David Roberts of Grist, always worth reading, has three posts on global warming in the past few days (1, 2, 3).  All three are really calls to action--#1 concerns just how dire the findings of climate science are and how long we have slumbered, #2 the scale and urgency of what we need to do now, and #3 the error of hoping that moderate, reasonable, reassuring communications will get us where we need to go.

I, of course, endorse his view--what would you expect from a guy with a blog with titled It's Burning? I'm no scientist, but I've read a lot about climate science over the past 20-plus years, and very little of it has been reassuring.  Mostly, it's amounted to the slow piling up of a mountain of evidence agreeing with the basic conclusion that we're dumping heat-trapping greenhouse gases into the atmosphere at a scale that natural systems cannot handle, that the Earth is slowly but steadily warming as a result, and that the scale of the climate system is so large that inertia will guarantee continued warming long after we recognize the inevitable and cut back on the use of fossil fuels.

But I write with respect to #3.  Every once in a while I have a discussion about global warming with someone and I wind up thinking, or saying out loud, "But what if an unreasonable solution is required?  What if the situation is so grave that reasonableness becomes a fatal trap?"  No one ever has an answer--they just shake their heads.  Maybe we've been conditioned by the ending of the military draft, and its implication (hey, war is not such a big thing, just take it easy and someone else will do the fighting and dying)?  Are we so in love with a life of relative ease that we just don't have what it takes anymore to do what it takes?
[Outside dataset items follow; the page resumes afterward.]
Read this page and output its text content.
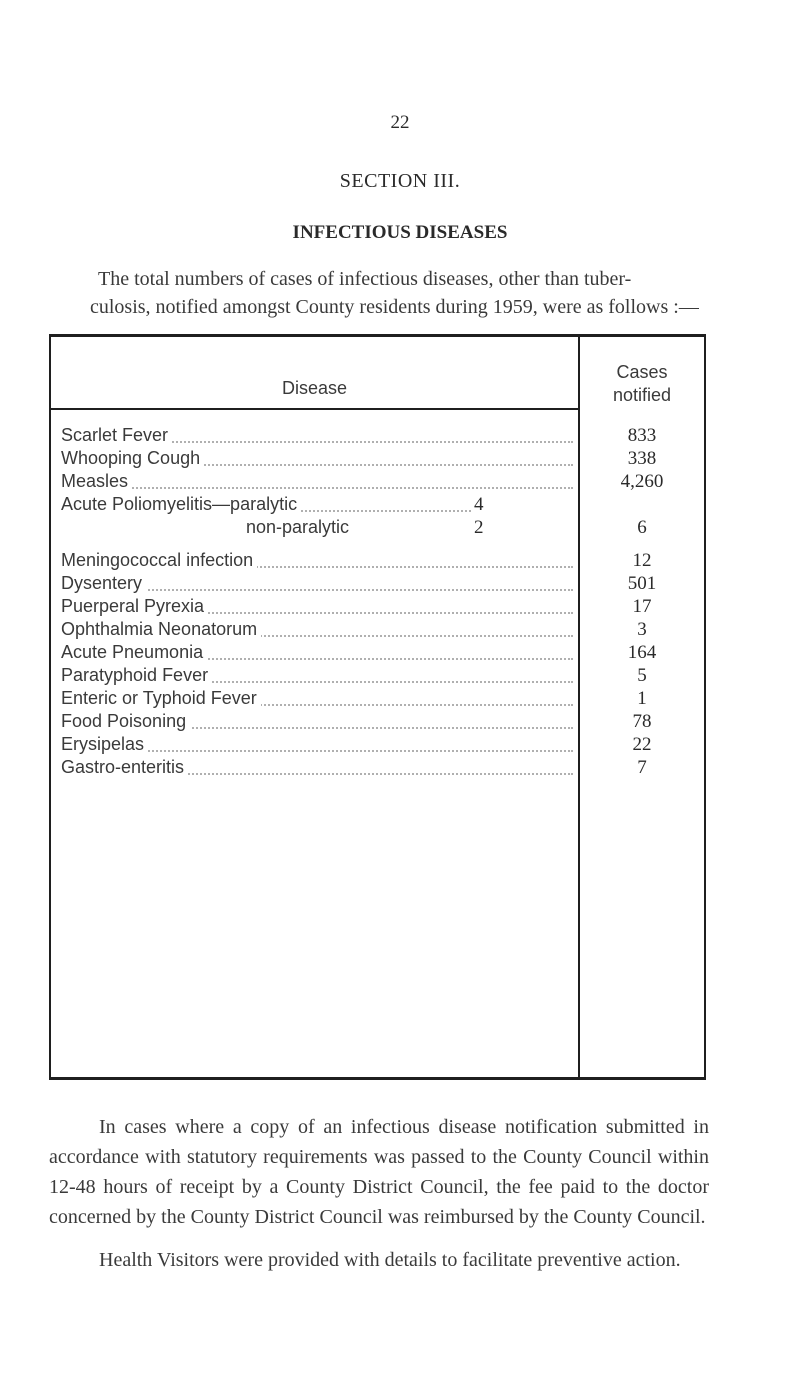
22
SECTION III.
INFECTIOUS DISEASES
The total numbers of cases of infectious diseases, other than tuber-
culosis, notified amongst County residents during 1959, were as follows :—
Disease
Cases
notified
Scarlet Fever	833
Whooping Cough	338
Measles	4,260
Acute Poliomyelitis—paralytic	4
non-paralytic	2	6
Meningococcal infection	12
Dysentery	501
Puerperal Pyrexia	17
Ophthalmia Neonatorum	3
Acute Pneumonia	164
Paratyphoid Fever	5
Enteric or Typhoid Fever	1
Food Poisoning	78
Erysipelas	22
Gastro-enteritis	7
In cases where a copy of an infectious disease notification submitted in accordance with statutory requirements was passed to the County Council within 12-48 hours of receipt by a County District Council, the fee paid to the doctor concerned by the County District Council was reimbursed by the County Council.
Health Visitors were provided with details to facilitate preventive action.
Because, you know, it's really not that hard to become an activist on this issue. There are organizations out there like Citizens' Climate Lobby and 350 and Climate Reality Project that will keep you informed and take you by the hand and tell you what to say to whom and when to say it, or where to go and what to do, in order to have the most impact. Join them and support them now.  The simple truth is that with respect to the climate, we are facing a very dangerous situation, and it's getting worse every day.  It's getting late to stop global warming and serious disruption of the Earth's climate--maybe too late--but if you and I and thousands of others don't shuck off our laziness, our inhibitions, our fear, or whatever else is holding us back and act now ... we're guaranteeing that it's too late.

P.S. Bonus reading: in this new post The doctor and the life coach: a question for Andy Revkin, Roberts lays out the essential danger of feel-good communications about global warming. Recommended.